Law enforcement is something most of us do every day because we have a large number of civilian police officers in the unit,” said company commander CPT Sean O’Donnell. “Most Iraqis had heard about the NYPD, so they wanted to learn as much from us as they could. Our experience enabled us to provide some of the most current training available.”

The demand for MPs on the battlefield and in garrison has been taxing for active-duty and reserve-component Soldiers. Thousands of Guard and Reserve members in artillery units have been reclassified as MPs and stationed at bases throughout the United States and Germany, while active-duty MPs remain in Iraq. The Army has also enacted the Stop-Loss Program to keep active- and reserve-component MPs from dropping off the rolls.

Future plans for the MP Corps include the creation of entire companies that specialize in detainee operations. “This need goes back to Afghanistan, where we found that we just didn’t have enough Soldiers with that type of skill set,” Millan said.

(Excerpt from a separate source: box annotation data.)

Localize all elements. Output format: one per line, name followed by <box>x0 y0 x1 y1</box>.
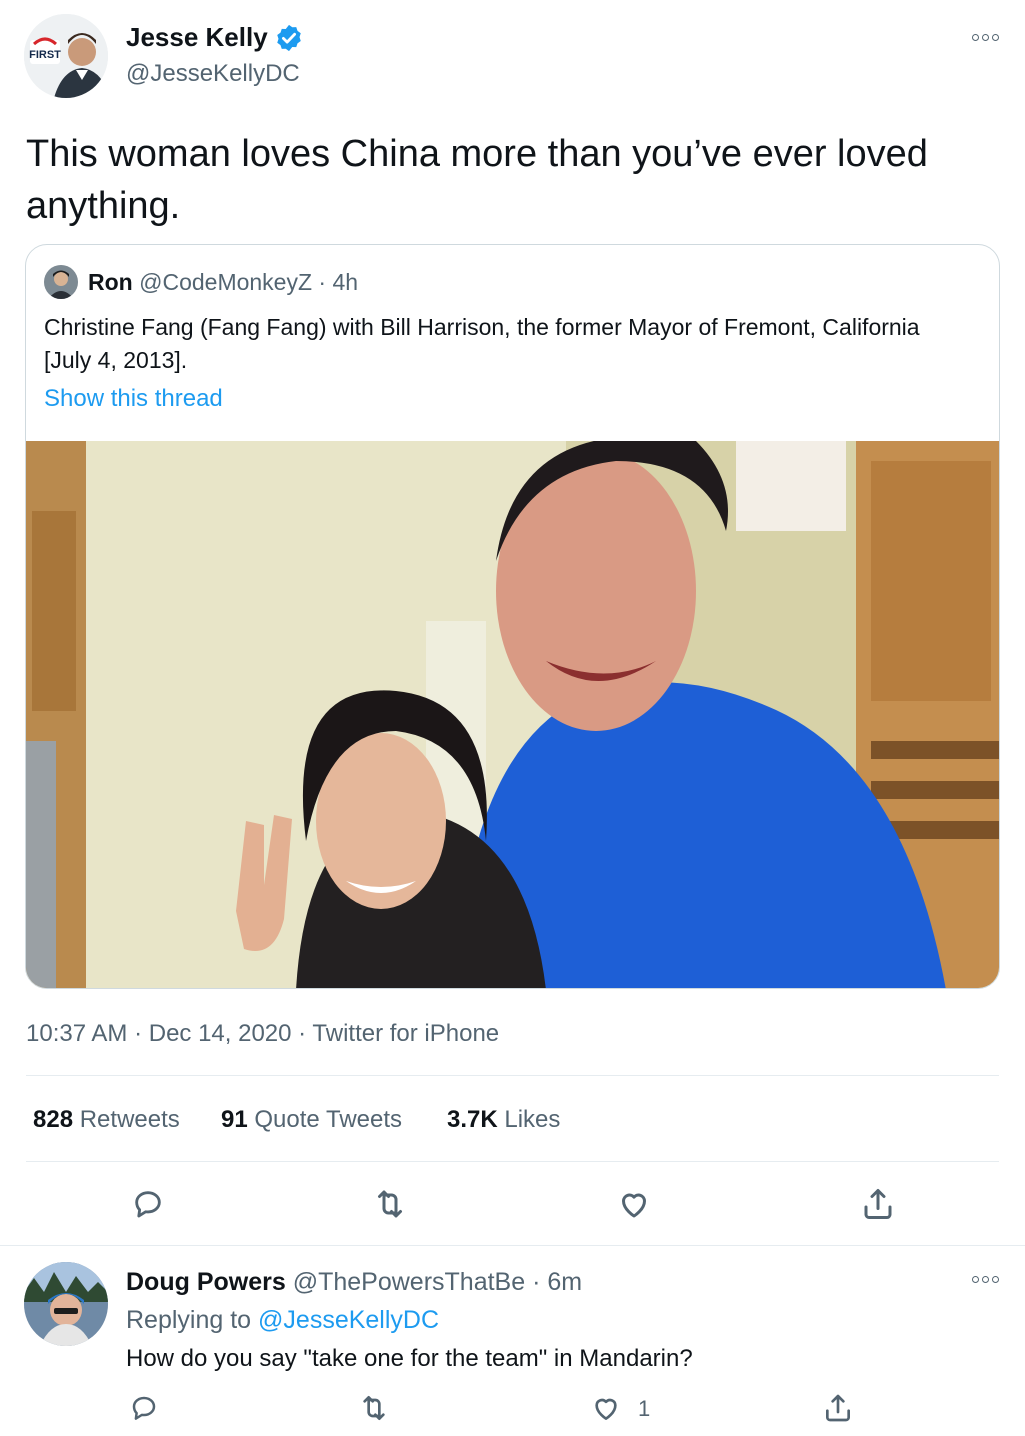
reply-icon <box>132 1396 156 1420</box>
reply-icon <box>135 1191 161 1218</box>
avatar-badge-text: FIRST <box>29 49 61 61</box>
share-icon <box>826 1394 850 1422</box>
author-name-row[interactable]: Jesse Kelly <box>126 22 304 53</box>
quoted-author-meta[interactable]: @CodeMonkeyZ · 4h <box>139 269 358 295</box>
retweets-count: 828 <box>33 1106 74 1133</box>
reply-like-button[interactable] <box>586 1388 626 1428</box>
show-thread-link[interactable]: Show this thread <box>44 385 223 413</box>
reply-share-button[interactable] <box>818 1388 858 1428</box>
tweet-text: This woman loves China more than you’ve … <box>26 133 928 227</box>
author-avatar-image: FIRST <box>24 14 108 98</box>
quoted-photo[interactable] <box>26 441 999 988</box>
reply-reply-button[interactable] <box>124 1388 164 1428</box>
quoted-photo-image <box>26 441 999 988</box>
tweet-timestamp[interactable]: 10:37 AM · Dec 14, 2020 · Twitter for iP… <box>26 1020 499 1048</box>
likes-stat[interactable]: 3.7K Likes <box>447 1106 560 1134</box>
divider <box>0 1245 1025 1246</box>
more-icon[interactable] <box>970 30 1000 44</box>
verified-badge-icon <box>276 24 301 51</box>
likes-label: Likes <box>504 1106 561 1133</box>
quote-tweets-count: 91 <box>221 1106 248 1133</box>
like-icon <box>595 1398 617 1420</box>
retweets-stat[interactable]: 828 Retweets <box>33 1106 180 1134</box>
retweet-button[interactable] <box>368 1182 412 1226</box>
reply-author-avatar-image <box>24 1262 108 1346</box>
quoted-tweet-text: Christine Fang (Fang Fang) with Bill Har… <box>44 314 920 373</box>
divider <box>26 1161 999 1162</box>
like-button[interactable] <box>612 1182 656 1226</box>
reply-retweet-button[interactable] <box>354 1388 394 1428</box>
quote-tweets-stat[interactable]: 91 Quote Tweets <box>221 1106 402 1134</box>
reply-like-count: 1 <box>638 1396 651 1421</box>
retweets-label: Retweets <box>79 1106 180 1133</box>
reply-text: How do you say "take one for the team" i… <box>126 1345 693 1372</box>
reply-author-name[interactable]: Doug Powers <box>126 1268 286 1296</box>
quoted-author-avatar-image <box>44 265 78 299</box>
reply-author-meta[interactable]: @ThePowersThatBe · 6m <box>293 1268 582 1296</box>
replying-to-line: Replying to @JesseKellyDC <box>126 1306 439 1335</box>
quoted-author-name[interactable]: Ron <box>88 269 133 295</box>
replying-to-handle[interactable]: @JesseKellyDC <box>258 1306 439 1334</box>
reply-button[interactable] <box>126 1182 170 1226</box>
likes-count: 3.7K <box>447 1106 498 1133</box>
divider <box>26 1075 999 1076</box>
quoted-author-avatar[interactable] <box>44 265 78 299</box>
reply-author-row: Doug Powers @ThePowersThatBe · 6m <box>126 1268 582 1297</box>
author-handle[interactable]: @JesseKellyDC <box>126 60 300 88</box>
retweet-icon <box>363 1396 385 1420</box>
author-name[interactable]: Jesse Kelly <box>126 22 268 53</box>
share-button[interactable] <box>856 1182 900 1226</box>
retweet-icon <box>378 1190 402 1218</box>
replying-to-prefix: Replying to <box>126 1306 252 1334</box>
quote-tweets-label: Quote Tweets <box>254 1106 403 1133</box>
quoted-author-row: Ron @CodeMonkeyZ · 4h <box>88 269 358 296</box>
like-icon <box>622 1193 646 1218</box>
author-avatar[interactable]: FIRST <box>24 14 108 98</box>
reply-author-avatar[interactable] <box>24 1262 108 1346</box>
share-icon <box>864 1189 892 1219</box>
reply-more-icon[interactable] <box>970 1272 1000 1286</box>
quoted-tweet-card[interactable]: Ron @CodeMonkeyZ · 4h Christine Fang (Fa… <box>25 244 1000 989</box>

And as missions change, so will training. New batches of instructors will arrive from deployments around the globe, and their experiences will shape course development.

“New instructors will come to us with the knowledge of what the textbooks tell us to do, as well as what Soldiers are actually doing in war, where they’re updating tactics on the move,” Heberer said. “We’ll continue to incorporate those lessons learned to save lives.”

“An MP’s job can be stressful with so much responsibility entrusted to him,” O’Donnell said. “MPs must make decisions on an independent basis, and not rely on being steered by leaders.”

“It’s not just a sense of authority that attracts men and women to the MP Corps,” O’Donnell said. “We’re all common in the sense that we want to help and serve others. We’re selfless by choice.”